In the short term, Laís's goal is to establish more partnerships. Prospective partners include NGOs working in the region to implement new libraries, the Ministry of Education to share experiences and formulate of new Brazilian public policies in the area of stimulation of reading, and the Instituto Fonte to assess qualitatively the project and the methodology used. In the long term, Laís wants to publish her methodology in order to disseminate it more widely in Brazil and Africa.
The Expedição believes that once the habit of reading is acquired it is never lost. The idea directly affects the education system, improving capacity while creating students with greater motivation and greater levels of outside learning. It creates citizens who are more enlightened, cultured, and capable.
The Person
Laís was born in Rio Verde, in a rural area of Goiás. She is the daughter of an entrepreneurial engineer who founded the first engineering firm for home construction in Goiânia in partnership with the state. Laís is very active and has studied the flute, piano, ballet, jazz, English, and swimming. She has always liked discovering new places and adventures through camping trips. She was encouraged to take up arts and sports by her mother.

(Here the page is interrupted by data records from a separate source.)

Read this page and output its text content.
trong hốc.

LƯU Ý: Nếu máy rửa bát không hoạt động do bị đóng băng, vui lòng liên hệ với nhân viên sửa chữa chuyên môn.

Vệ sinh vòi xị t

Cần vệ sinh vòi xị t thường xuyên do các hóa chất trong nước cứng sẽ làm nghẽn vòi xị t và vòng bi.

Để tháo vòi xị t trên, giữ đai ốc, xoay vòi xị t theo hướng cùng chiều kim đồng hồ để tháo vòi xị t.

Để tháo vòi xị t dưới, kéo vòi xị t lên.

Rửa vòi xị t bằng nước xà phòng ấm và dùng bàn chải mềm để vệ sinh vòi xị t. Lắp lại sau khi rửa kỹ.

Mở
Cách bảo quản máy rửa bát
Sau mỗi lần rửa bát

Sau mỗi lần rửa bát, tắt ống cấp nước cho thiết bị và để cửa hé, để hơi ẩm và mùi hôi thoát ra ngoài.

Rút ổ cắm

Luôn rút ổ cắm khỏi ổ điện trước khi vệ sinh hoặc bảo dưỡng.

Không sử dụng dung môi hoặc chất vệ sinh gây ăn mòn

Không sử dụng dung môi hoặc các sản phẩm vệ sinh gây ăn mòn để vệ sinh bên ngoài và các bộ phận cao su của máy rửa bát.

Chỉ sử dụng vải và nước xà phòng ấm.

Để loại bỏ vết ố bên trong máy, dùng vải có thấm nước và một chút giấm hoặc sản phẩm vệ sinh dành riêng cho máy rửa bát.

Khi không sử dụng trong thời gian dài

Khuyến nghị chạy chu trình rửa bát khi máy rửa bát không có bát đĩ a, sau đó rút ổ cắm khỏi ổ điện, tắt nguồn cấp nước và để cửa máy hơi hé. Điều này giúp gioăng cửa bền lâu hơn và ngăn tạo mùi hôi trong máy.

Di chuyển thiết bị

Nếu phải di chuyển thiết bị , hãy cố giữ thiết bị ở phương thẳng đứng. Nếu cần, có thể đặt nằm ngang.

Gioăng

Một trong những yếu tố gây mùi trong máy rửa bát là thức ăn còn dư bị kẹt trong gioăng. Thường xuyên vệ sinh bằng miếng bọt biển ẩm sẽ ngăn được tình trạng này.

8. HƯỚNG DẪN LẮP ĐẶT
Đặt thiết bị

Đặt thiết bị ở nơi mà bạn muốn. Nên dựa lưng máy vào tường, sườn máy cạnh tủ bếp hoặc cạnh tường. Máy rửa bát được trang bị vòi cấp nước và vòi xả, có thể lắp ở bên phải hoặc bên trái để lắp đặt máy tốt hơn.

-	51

At the age of 16 she entered the Faculty of Architecture and Urban Studies at the Catholic University of Goiás. When she was 18 she convinced her parents to let her go to England for six months. She lived in Cambridge and Saffron Walden and backpacked around Central and Eastern Europe for a month and a half, visiting Austria, Hungary, Czechoslovakia, Germany, and Switzerland. When she returned, she decided to live in São Paulo and study business administration, attaining her degree in 1999.
To earn the money necessary to pursue her studies, she began in 1996 to work at Linear Investments, which administers funds for third parties. She worked for two years in the commercial area selling investment funds. She found life in São Paulo somewhat stressful, but was able to take full advantage of the lively cultural milieu. She decided to work in the area of cultural marketing in order to remain in contact with the arts. Thus in 1998, during her final year of university, she resigned from her job and sought work in this area. She found a job in the Regional Office of the Ministry of Culture, providing guidance for the writers of cultural proposals to be approved under the Federal Cultural Incentive Law (Rouanet Law).
In her last term of university, Laís was selected to prepare a tourist guidebook about the Iberian Peninsula. This experience led her to reflect about Brazil, and to realize that she knew more about Europe than about her own country. She decided to spend some time "discovering Brazil." In December 1999 she was invited to prepare a social project for a women's adventure racing team in Maranhão, Piauí and Ceará. Each team had to develop a social project in the region. Laís obtained sponsorship for the team and distributed more than 1,000 copies of the book Juca Brasileiro e o Hino Nacional in public schools of the region, holding play-oriented workshops for children on the theme.
It was this experience that led Laís to focus on working with books. The trip brought Laís into contact with another future member of the Expedição Vaga Lume, Sylvia Guimarães, and the two were soon joined by a third person, Maria Teresa. In December 2000, they decided that the best way to contribute to community development would be through education and the stimulation of reading by creating libraries.
In June 2001 Laís resigned from her job at Anima, and that October she and her partners founded Associação Vaga Lume. Soon after, they initiated pilot projects at Alter do Chão, in the municipality of Santarém and on Marajó Island, at the mouth of the Amazon River, where they established their first Vaga Lume libraries.
With inexhaustible creativity, Laís also organizes monthly cultural encounters as well as strategy meetings of citizen organizations located in Vila Madalena, the region of São Paulo that is home to Expedição Vaga Lume.